Let’s get right to it:
- What does President Trump do when faced with very real reports of a slowing economy and possible pending recession? He blames it all on the “fake news media,” as reported by The Hill. Here’s what he tweeted:
“The Fake News Media is doing everything they can to crash the economy because they think that will be bad for me and my re-election. The problem they have is that the economy is way too strong and we will soon be winning big on Trade, and everyone knows that, including China!”
- Continuing from last week’s stories about conspiracy theories, the big one these days is QAnon. What is QAnon? From Salon’s story: “QAnon is based upon the idea that there is a worldwide cabal of Satan-worshiping pedophiles who rule the world, essentially, and they control everything. They control politicians, and they control the media. They control Hollywood, and they cover up their existence, essentially. And they would have continued ruling the world, were it not for the election of President Donald Trump.” Yeah, it’s tinfoil hat stuff, but a growing number of Trump supporters are buying into it. Read and decide for yourself.
- A Facebook meme making the rounds claims that “Congressional salaries have gone up 231%.” This is simply not true. As clarified by FactCheck.org, members of Congress haven’t received a pay raise in a decade. And before that, automatica cost-of-living adjustments resulted in a much smaller increase of 94.4% over the twenty-year period from 1989 to 2009 – less than 5% a year, on average. Now, you may think that our Congresspeople are overpaid, especially concerning their lack of legislative action over the past few years, but their salaries haven’t been going up.

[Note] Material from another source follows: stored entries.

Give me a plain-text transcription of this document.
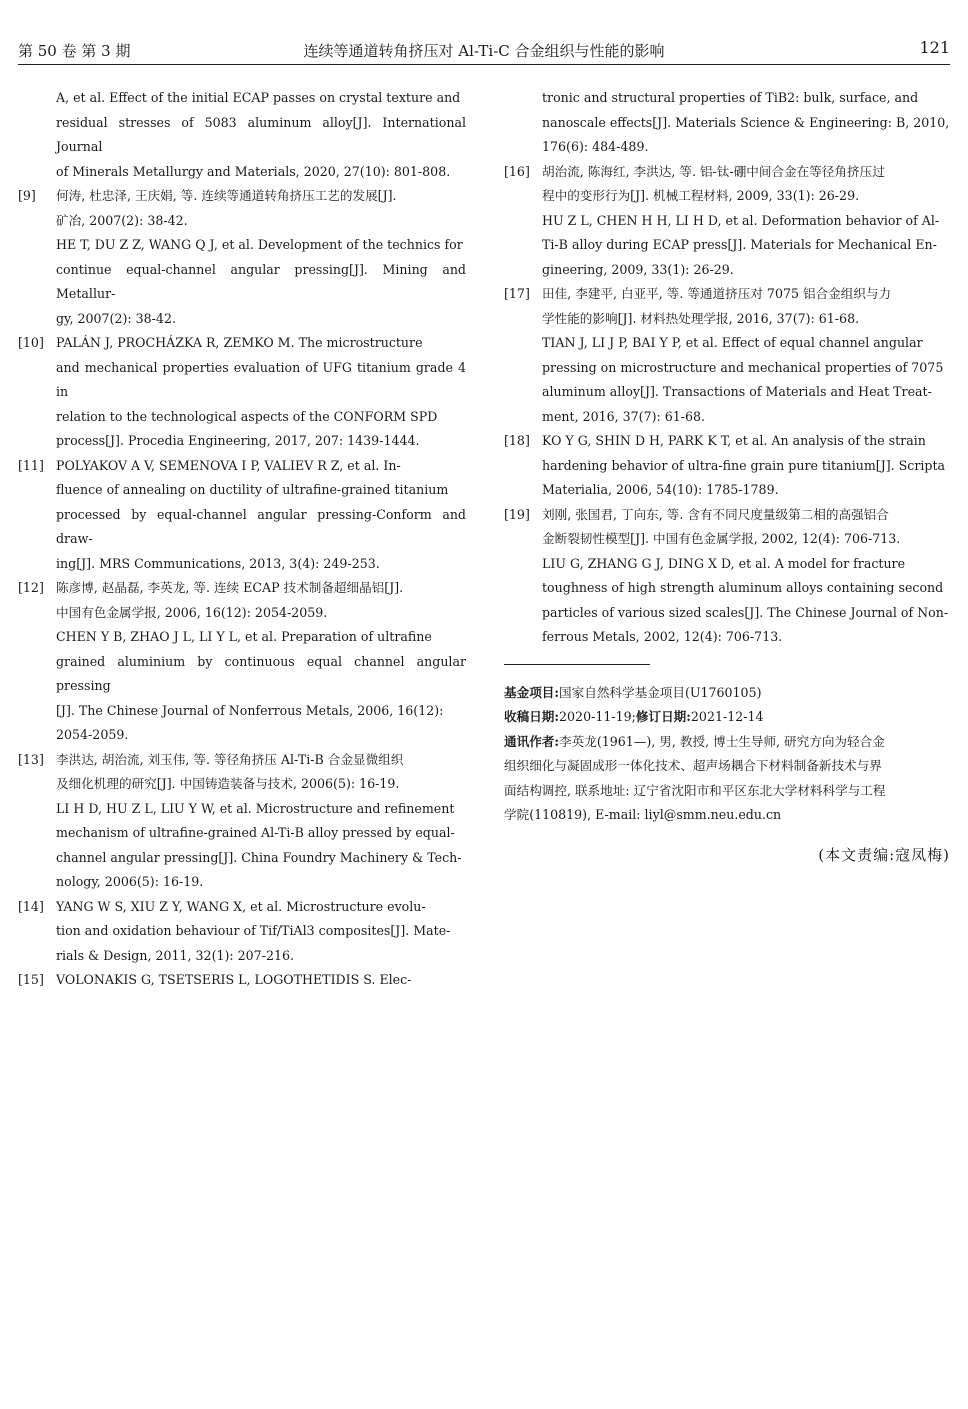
第 50 卷 第 3 期	连续等通道转角挤压对 Al-Ti-C 合金组织与性能的影响	121
A, et al. Effect of the initial ECAP passes on crystal texture and
residual stresses of 5083 aluminum alloy[J]. International Journal
of Minerals Metallurgy and Materials, 2020, 27(10): 801-808.
[9] 何涛, 杜忠泽, 王庆娟, 等. 连续等通道转角挤压工艺的发展[J].
矿冶, 2007(2): 38-42.
HE T, DU Z Z, WANG Q J, et al. Development of the technics for
continue equal-channel angular pressing[J]. Mining and Metallur-
gy, 2007(2): 38-42.
[10] PALÁN J, PROCHÁZKA R, ZEMKO M. The microstructure
and mechanical properties evaluation of UFG titanium grade 4 in
relation to the technological aspects of the CONFORM SPD
process[J]. Procedia Engineering, 2017, 207: 1439-1444.
[11] POLYAKOV A V, SEMENOVA I P, VALIEV R Z, et al. In-
fluence of annealing on ductility of ultrafine-grained titanium
processed by equal-channel angular pressing-Conform and draw-
ing[J]. MRS Communications, 2013, 3(4): 249-253.
[12] 陈彦博, 赵晶磊, 李英龙, 等. 连续 ECAP 技术制备超细晶铝[J].
中国有色金属学报, 2006, 16(12): 2054-2059.
CHEN Y B, ZHAO J L, LI Y L, et al. Preparation of ultrafine
grained aluminium by continuous equal channel angular pressing
[J]. The Chinese Journal of Nonferrous Metals, 2006, 16(12):
2054-2059.
[13] 李洪达, 胡治流, 刘玉伟, 等. 等径角挤压 Al-Ti-B 合金显微组织
及细化机理的研究[J]. 中国铸造装备与技术, 2006(5): 16-19.
LI H D, HU Z L, LIU Y W, et al. Microstructure and refinement
mechanism of ultrafine-grained Al-Ti-B alloy pressed by equal-
channel angular pressing[J]. China Foundry Machinery & Tech-
nology, 2006(5): 16-19.
[14] YANG W S, XIU Z Y, WANG X, et al. Microstructure evolu-
tion and oxidation behaviour of Tif/TiAl3 composites[J]. Mate-
rials & Design, 2011, 32(1): 207-216.
[15] VOLONAKIS G, TSETSERIS L, LOGOTHETIDIS S. Elec-
tronic and structural properties of TiB2: bulk, surface, and
nanoscale effects[J]. Materials Science & Engineering: B, 2010,
176(6): 484-489.
[16] 胡治流, 陈海红, 李洪达, 等. 铝-钛-硼中间合金在等径角挤压过
程中的变形行为[J]. 机械工程材料, 2009, 33(1): 26-29.
HU Z L, CHEN H H, LI H D, et al. Deformation behavior of Al-
Ti-B alloy during ECAP press[J]. Materials for Mechanical En-
gineering, 2009, 33(1): 26-29.
[17] 田佳, 李建平, 白亚平, 等. 等通道挤压对 7075 铝合金组织与力
学性能的影响[J]. 材料热处理学报, 2016, 37(7): 61-68.
TIAN J, LI J P, BAI Y P, et al. Effect of equal channel angular
pressing on microstructure and mechanical properties of 7075
aluminum alloy[J]. Transactions of Materials and Heat Treat-
ment, 2016, 37(7): 61-68.
[18] KO Y G, SHIN D H, PARK K T, et al. An analysis of the strain
hardening behavior of ultra-fine grain pure titanium[J]. Scripta
Materialia, 2006, 54(10): 1785-1789.
[19] 刘刚, 张国君, 丁向东, 等. 含有不同尺度量级第二相的高强铝合
金断裂韧性模型[J]. 中国有色金属学报, 2002, 12(4): 706-713.
LIU G, ZHANG G J, DING X D, et al. A model for fracture
toughness of high strength aluminum alloys containing second
particles of various sized scales[J]. The Chinese Journal of Non-
ferrous Metals, 2002, 12(4): 706-713.
基金项目:国家自然科学基金项目(U1760105)
收稿日期:2020-11-19;修订日期:2021-12-14
通讯作者:李英龙(1961—), 男, 教授, 博士生导师, 研究方向为轻合金
组织细化与凝固成形一体化技术、超声场耦合下材料制备新技术与界
面结构调控, 联系地址: 辽宁省沈阳市和平区东北大学材料科学与工程
学院(110819), E-mail: liyl@smm.neu.edu.cn
(本文责编:寇凤梅)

- We talk a lot about fake news, but what about fake crowds? The Atlantic has the story, all about “the business of generating fake enthusiasm. It’s all about astroturfing and paying companies like Crowds on Demand to rent phony baloney crowds for campaign rallies and such. Read it here.
- The latest scientific research suggests that fake news creates false memories. That is, when someone reads a fake news story, especially one in “highly emotional, partisan political contests,” they later remember it as something that really happened. This is according to a recent study published in Psychological Science.